If a^2 + b^2 + c^2 +abc = 4 show that ab + bc + ac - abc <= 2

This is a calc 3 problem, vectors and planes in spaces, so i'm thinking i have to find the plane for the first equation and then show relationships to the other inequality. Basically, I'm pretty much lost and have no clue where to start. Any help is appreciated.
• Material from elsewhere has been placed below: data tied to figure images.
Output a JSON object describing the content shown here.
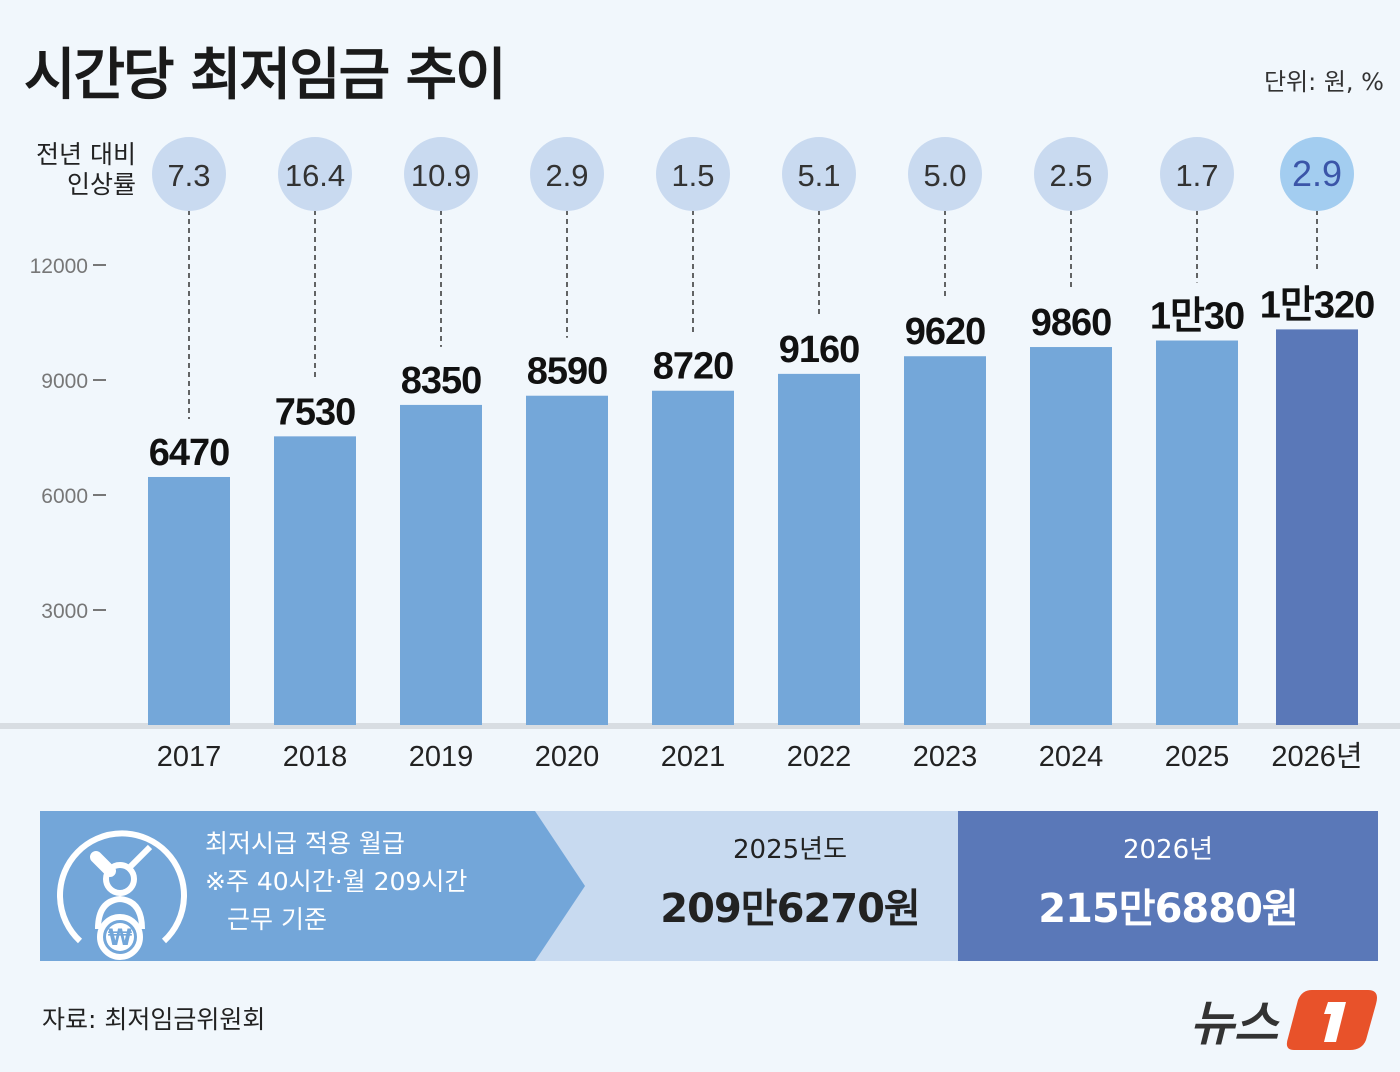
{
  "title": "시간당 최저임금 추이",
  "unit": "단위: 원, %",
  "rate_label": [
    "전년 대비",
    "인상률"
  ],
  "chart_data": {
    "type": "bar",
    "title": "시간당 최저임금 추이",
    "categories": [
      "2017",
      "2018",
      "2019",
      "2020",
      "2021",
      "2022",
      "2023",
      "2024",
      "2025",
      "2026년"
    ],
    "values": [
      6470,
      7530,
      8350,
      8590,
      8720,
      9160,
      9620,
      9860,
      10030,
      10320
    ],
    "value_labels": [
      "6470",
      "7530",
      "8350",
      "8590",
      "8720",
      "9160",
      "9620",
      "9860",
      "1만30",
      "1만320"
    ],
    "growth_rates": [
      "7.3",
      "16.4",
      "10.9",
      "2.9",
      "1.5",
      "5.1",
      "5.0",
      "2.5",
      "1.7",
      "2.9"
    ],
    "yticks": [
      3000,
      6000,
      9000,
      12000
    ],
    "ytick_labels": [
      "3000",
      "6000",
      "9000",
      "12000"
    ],
    "ylim": [
      0,
      12000
    ],
    "xlabel": "",
    "ylabel": "",
    "highlight_index": 9,
    "colors": {
      "bar": "#74a7d9",
      "highlight": "#5a78b8",
      "circle": "#c9daf0",
      "circle_highlight": "#a3cdf0"
    }
  },
  "banner": {
    "heading": "최저시급 적용 월급",
    "note1": "※주 40시간·월 209시간",
    "note2": "근무 기준",
    "y2025_label": "2025년도",
    "y2025_amount": "209만6270원",
    "y2026_label": "2026년",
    "y2026_amount": "215만6880원"
  },
  "source": "자료: 최저임금위원회",
  "logo": "뉴스1"
}
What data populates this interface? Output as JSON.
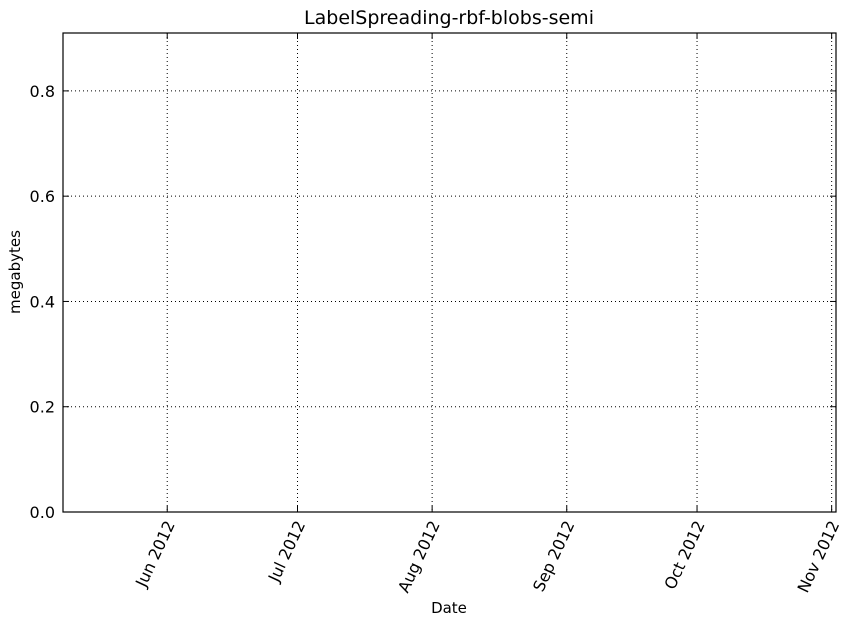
{
  "chart_data": {
    "type": "line",
    "title": "LabelSpreading-rbf-blobs-semi",
    "xlabel": "Date",
    "ylabel": "megabytes",
    "xlim": [
      "2012-05-08",
      "2012-11-02"
    ],
    "ylim": [
      0,
      0.91
    ],
    "x_ticks": [
      {
        "date": "2012-06-01",
        "label": "Jun 2012"
      },
      {
        "date": "2012-07-01",
        "label": "Jul 2012"
      },
      {
        "date": "2012-08-01",
        "label": "Aug 2012"
      },
      {
        "date": "2012-09-01",
        "label": "Sep 2012"
      },
      {
        "date": "2012-10-01",
        "label": "Oct 2012"
      },
      {
        "date": "2012-11-01",
        "label": "Nov 2012"
      }
    ],
    "y_ticks": [
      {
        "value": 0.0,
        "label": "0.0"
      },
      {
        "value": 0.2,
        "label": "0.2"
      },
      {
        "value": 0.4,
        "label": "0.4"
      },
      {
        "value": 0.6,
        "label": "0.6"
      },
      {
        "value": 0.8,
        "label": "0.8"
      }
    ],
    "grid": true,
    "series": []
  }
}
Thanks.

 

[pka]

As you can see, the problem as stated is false.
\(\displaystyle \L \begin{array}{l}
a = \sqrt 2 \,,\,b = 1\,\& \,c = 1 \\
a^2 + b^2 + c^2 = 4 \\
ab + bc + ac - abc = \sqrt 2 + 1 > 2 \\
\end{array}\)

 

[jjm5119]

Made a mistake, first equation is suppose to be a^2 + b^2 + c^2 +abc = 4

 

[Deleted member 4993]

Duplicate post

http://mathgoodies.com/forums/topic.asp?TOPIC_ID=33044

 

[jjm5119]

am i not allowed to do that to try and get more answers?

 

[Deleted member 4993]

This is just to warn the tutors of existence of the other post - so that they do not duplicate their effort.